Małgorzata Szumowska's 33 sceny z życia | 33 Scenes from Life (2008)

 

This film is set in Cologne where photographer Julia (Julia Jentsch) is in turmoil: when her mother Barbara (Małgorzata Hajewska-Krzysztofik) becomes seriously ill with cancer her world begins to collapse. Not the best of Polish films.

Hanna Polak and Andrzej Celinski's Dzieci z Leningradzkiego | The Children of Leningradsky (2004)

It took two years to make this thirty-three minute film on a shoestring budget. It is gruelling to watch the children who live in and around Moscow's railway stations, sleeping there or on the street, or in derelict houses. They survive by begging at the stations, people leave money for them, feel sorry for them. They may have no parents, their parents may have thrown them out, may be alcoholics or drug addicts, may have been beaten and forced to leave home, but their friends are here now. Many become addicted to glue and vodka to survive, anything to avoid the reality of their lives. And they live in constant fear of death, young children, male or female, prostituting themselves to paedophiles. They are bullied and robbed by the older ones, and in turn they bully the old tramps. The police beat them, they have sores on their faces, they fight each other, if they are sent to an orphanage they get beaten, there is no hope for any future. An unforgettable movie about the hell of a post-Soviet Russia whose authorities have no concern for its children.

Mariusz Wilczyński's Zabij to i wyjedź z tego miasta | Kill It and Leave This Town (2020)

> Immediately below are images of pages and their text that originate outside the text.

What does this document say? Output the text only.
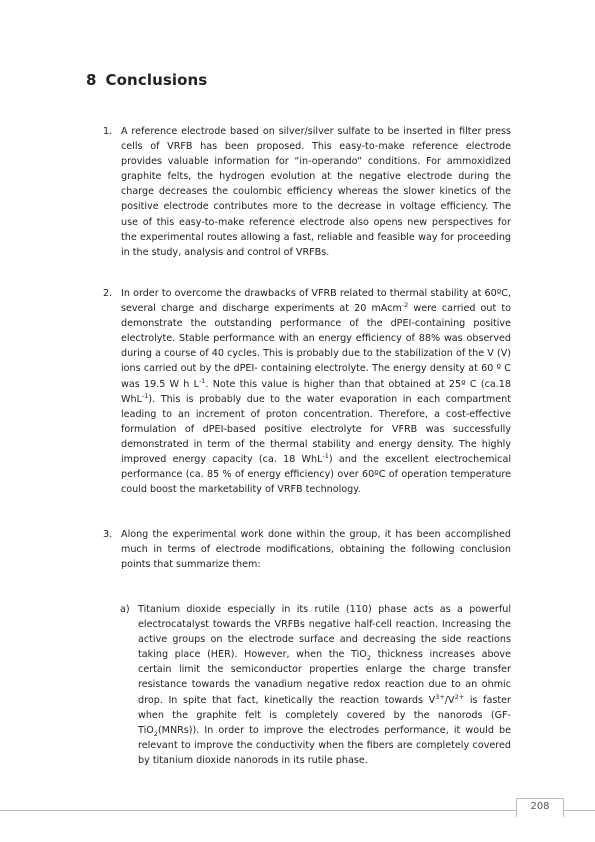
8 Conclusions
1. A reference electrode based on silver/silver sulfate to be inserted in filter press cells of VRFB has been proposed. This easy-to-make reference electrode provides valuable information for “in-operando” conditions. For ammoxidized graphite felts, the hydrogen evolution at the negative electrode during the charge decreases the coulombic efficiency whereas the slower kinetics of the positive electrode contributes more to the decrease in voltage efficiency. The use of this easy-to-make reference electrode also opens new perspectives for the experimental routes allowing a fast, reliable and feasible way for proceeding in the study, analysis and control of VRFBs.
2. In order to overcome the drawbacks of VFRB related to thermal stability at 60ºC, several charge and discharge experiments at 20 mAcm$^{-2}$ were carried out to demonstrate the outstanding performance of the dPEI-containing positive electrolyte. Stable performance with an energy efficiency of 88% was observed during a course of 40 cycles. This is probably due to the stabilization of the V (V) ions carried out by the dPEI- containing electrolyte. The energy density at 60 º C was 19.5 W h $L^{-1}$. Note this value is higher than that obtained at 25º C (ca.18 WhL$^{-1}$). This is probably due to the water evaporation in each compartment leading to an increment of proton concentration. Therefore, a cost-effective formulation of dPEI-based positive electrolyte for VFRB was successfully demonstrated in term of the thermal stability and energy density. The highly improved energy capacity (ca. 18 WhL$^{-1}$) and the excellent electrochemical performance (ca. 85 % of energy efficiency) over 60ºC of operation temperature could boost the marketability of VRFB technology.
3. Along the experimental work done within the group, it has been accomplished much in terms of electrode modifications, obtaining the following conclusion points that summarize them:
a) Titanium dioxide especially in its rutile (110) phase acts as a powerful electrocatalyst towards the VRFBs negative half-cell reaction. Increasing the active groups on the electrode surface and decreasing the side reactions taking place (HER). However, when the TiO$_2$ thickness increases above certain limit the semiconductor properties enlarge the charge transfer resistance towards the vanadium negative redox reaction due to an ohmic drop. In spite that fact, kinetically the reaction towards $V^{3+}/V^{2+}$ is faster when the graphite felt is completely covered by the nanorods (GF-TiO$_2$(MNRs)). In order to improve the electrodes performance, it would be relevant to improve the conductivity when the fibers are completely covered by titanium dioxide nanorods in its rutile phase.
208
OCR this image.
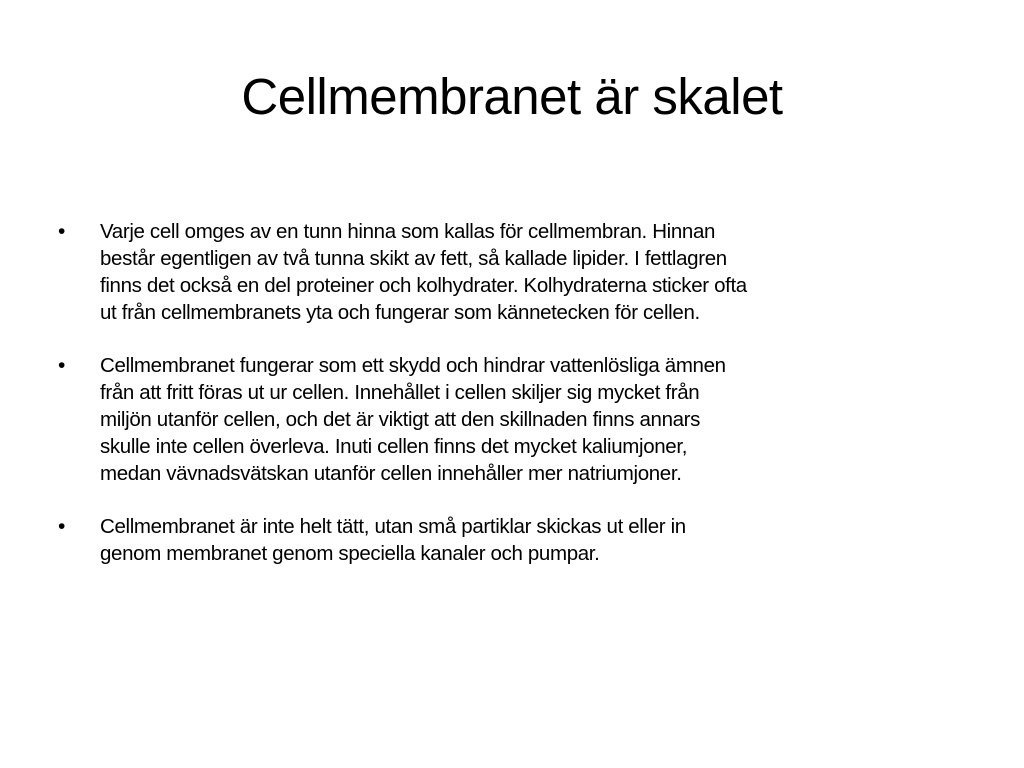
Cellmembranet är skalet
• Varje cell omges av en tunn hinna som kallas för cellmembran. Hinnan
består egentligen av två tunna skikt av fett, så kallade lipider. I fettlagren
finns det också en del proteiner och kolhydrater. Kolhydraterna sticker ofta
ut från cellmembranets yta och fungerar som kännetecken för cellen.
• Cellmembranet fungerar som ett skydd och hindrar vattenlösliga ämnen
från att fritt föras ut ur cellen. Innehållet i cellen skiljer sig mycket från
miljön utanför cellen, och det är viktigt att den skillnaden finns annars
skulle inte cellen överleva. Inuti cellen finns det mycket kaliumjoner,
medan vävnadsvätskan utanför cellen innehåller mer natriumjoner.
• Cellmembranet är inte helt tätt, utan små partiklar skickas ut eller in
genom membranet genom speciella kanaler och pumpar.
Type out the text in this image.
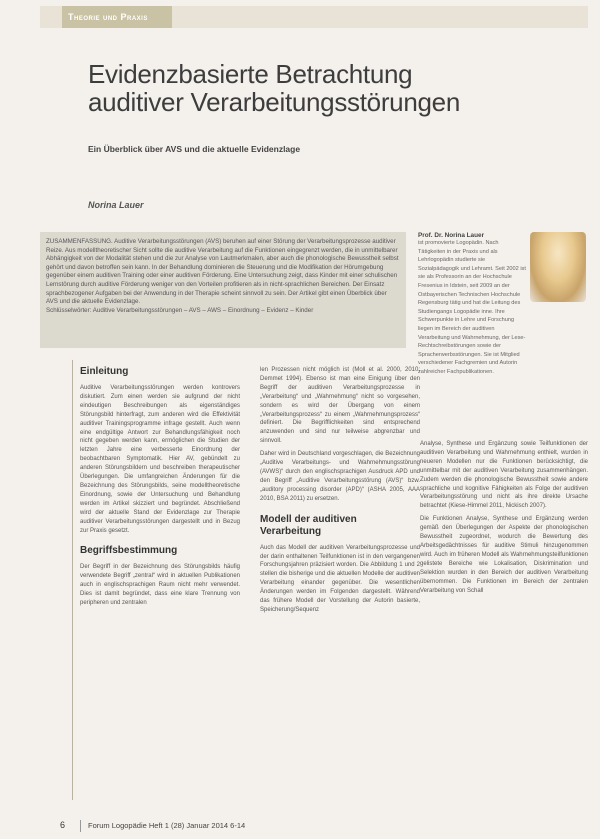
Theorie und Praxis
Evidenzbasierte Betrachtung auditiver Verarbeitungsstörungen
Ein Überblick über AVS und die aktuelle Evidenzlage
Norina Lauer

ZUSAMMENFASSUNG. Auditive Verarbeitungsstörungen (AVS) beruhen auf einer Störung der Verarbeitungsprozesse auditiver Reize. Aus modelltheoretischer Sicht sollte die auditive Verarbeitung auf die Funktionen eingegrenzt werden, die in unmittelbarer Abhängigkeit von der Modalität stehen und die zur Analyse von Lautmerkmalen, aber auch die phonologische Bewusstheit selbst gehört und davon betroffen sein kann. In der Behandlung dominieren die Steuerung und die Modifikation der Hörumgebung gegenüber einem auditiven Training oder einer auditiven Förderung. Eine Untersuchung zeigt, dass Kinder mit einer schulischen Lernstörung durch auditive Förderung weniger von den Vorteilen profitieren als in nicht-sprachlichen Bereichen. Der Einsatz sprachbezogener Aufgaben bei der Anwendung in der Therapie scheint sinnvoll zu sein. Der Artikel gibt einen Überblick über AVS und die aktuelle Evidenzlage.

Schlüsselwörter: Auditive Verarbeitungsstörungen – AVS – AWS – Einordnung – Evidenz – Kinder

Prof. Dr. Norina Lauer
ist promovierte Logopädin. Nach Tätigkeiten in der Praxis und als Lehrlogopädin studierte sie Sozialpädagogik und Lehramt. Seit 2002 ist sie als Professorin an der Hochschule Fresenius in Idstein, seit 2009 an der Ostbayerischen Technischen Hochschule Regensburg tätig und hat die Leitung des Studiengangs Logopädie inne. Ihre Schwerpunkte in Lehre und Forschung liegen im Bereich der auditiven Verarbeitung und Wahrnehmung, der Lese-Rechtschreibstörungen sowie der Spracherwerbsstörungen. Sie ist Mitglied verschiedener Fachgremien und Autorin zahlreicher Fachpublikationen.
Einleitung

Auditive Verarbeitungsstörungen werden kontrovers diskutiert. Zum einen werden sie aufgrund der nicht eindeutigen Beschreibungen als eigenständiges Störungsbild hinterfragt, zum anderen wird die Effektivität auditiver Trainingsprogramme infrage gestellt. Auch wenn eine endgültige Antwort zur Behandlungsfähigkeit noch nicht gegeben werden kann, ermöglichen die Studien der letzten Jahre eine verbesserte Einordnung der beobachtbaren Symptomatik. Hier AV, gebündelt zu anderen Störungsbildern und beschreiben therapeutischer Überlegungen. Die umfangreichen Änderungen für die Bezeichnung des Störungsbilds, seine modelltheoretische Einordnung, sowie der Untersuchung und Behandlung werden im Artikel skizziert und begründet. Abschließend wird der aktuelle Stand der Evidenzlage zur Therapie auditiver Verarbeitungsstörungen dargestellt und in Bezug zur Praxis gesetzt.

Begriffsbestimmung

Der Begriff in der Bezeichnung des Störungsbilds häufig verwendete Begriff „zentral“ wird in aktuellen Publikationen auch in englischsprachigen Raum nicht mehr verwendet. Dies ist damit begründet, dass eine klare Trennung von peripheren und zentralen

len Prozessen nicht möglich ist (Moll et al. 2000, 2010; Demmet 1994). Ebenso ist man eine Einigung über den Begriff der auditiven Verarbeitungsprozesse in „Verarbeitung“ und „Wahrnehmung“ nicht so vorgesehen, sondern es wird der Übergang von einem „Verarbeitungsprozess“ zu einem „Wahrnehmungsprozess“ definiert. Die Begrifflichkeiten sind entsprechend anzuwenden und sind nur teilweise abgrenzbar und sinnvoll.

Daher wird in Deutschland vorgeschlagen, die Bezeichnung „Auditive Verarbeitungs- und Wahrnehmungsstörung (AVWS)“ durch den englischsprachigen Ausdruck APD und den Begriff „Auditive Verarbeitungsstörung (AVS)“ bzw. „auditory processing disorder (APD)“ (ASHA 2005, AAA 2010, BSA 2011) zu ersetzen.

Modell der auditiven Verarbeitung

Auch das Modell der auditiven Verarbeitungsprozesse und der darin enthaltenen Teilfunktionen ist in den vergangenen Forschungsjahren präzisiert worden. Die Abbildung 1 und 2 stellen die bisherige und die aktuellen Modelle der auditiven Verarbeitung einander gegenüber. Die wesentlichen Änderungen werden im Folgenden dargestellt. Während das frühere Modell der Vorstellung der Autorin basierte, Speicherung/Sequenz

Analyse, Synthese und Ergänzung sowie Teilfunktionen der auditiven Verarbeitung und Wahrnehmung enthielt, wurden in neueren Modellen nur die Funktionen berücksichtigt, die unmittelbar mit der auditiven Verarbeitung zusammenhängen. Zudem werden die phonologische Bewusstheit sowie andere sprachliche und kognitive Fähigkeiten als Folge der auditiven Verarbeitungsstörung und nicht als ihre direkte Ursache betrachtet (Kiese-Himmel 2011, Nickisch 2007).

Die Funktionen Analyse, Synthese und Ergänzung werden gemäß den Überlegungen der Aspekte der phonologischen Bewusstheit zugeordnet, wodurch die Bewertung des Arbeitsgedächtnisses für auditive Stimuli hinzugenommen wird. Auch im früheren Modell als Wahrnehmungsteilfunktionen gelistete Bereiche wie Lokalisation, Diskrimination und Selektion wurden in den Bereich der auditiven Verarbeitung übernommen. Die Funktionen im Bereich der zentralen Verarbeitung von Schall

6	Forum Logopädie Heft 1 (28) Januar 2014 6-14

Famously, Faulkner uses these two sentences in his novel Requiem for a Nun: 'The past is never dead. It's not even past.' Similarly, ‌in this animated film these words appear (as subtitles): 'Everyone who has gone, has gone. They haven’t died, they’re still alive in my imagination, including my parents, to this day.' Wilczyński's autobiographical film very much concerns his dead parents, his memories of them at different stages both in his and their lives. It's also hallucinatory, violent, surreal and disturbing. Animals frequently appear, there's an obsession with flies, his parents' heads turn into birds' heads, perspective is changed, a boat on the sea becomes a toy boat in a bath, the film maker takes on a huge size compared with other objects or people, etc. This film, set in the industrial landscape of Łódź, took Wilczyński fourteen years to make, and seems to be an act of love. At one point a representation of his mother, close to death, asks him what the film's about, and he finds it difficult to answer.

8 May 2021

Pawel Łoziński's Nawet nie wiesz, jak bardzo cie kocham | You Have No Idea How Much I Love You (2016)

 

This is an amazing film by Pawel Łoziński, being a series of therapy sessions between a Polish mother and her daughter, in her twenties, guided by the psychiatrist Bogdan de Barbaro. The mother Ewa has been divorced from her husband since before her daughter Hania was in her teens, and the sessions work towards a very tentative reconciliation between the two. The camera restricts itself to very long close-up shots of the faces of the three people. Inner thoughts are revealed, and this is very compelling viewing with not a single boring moment.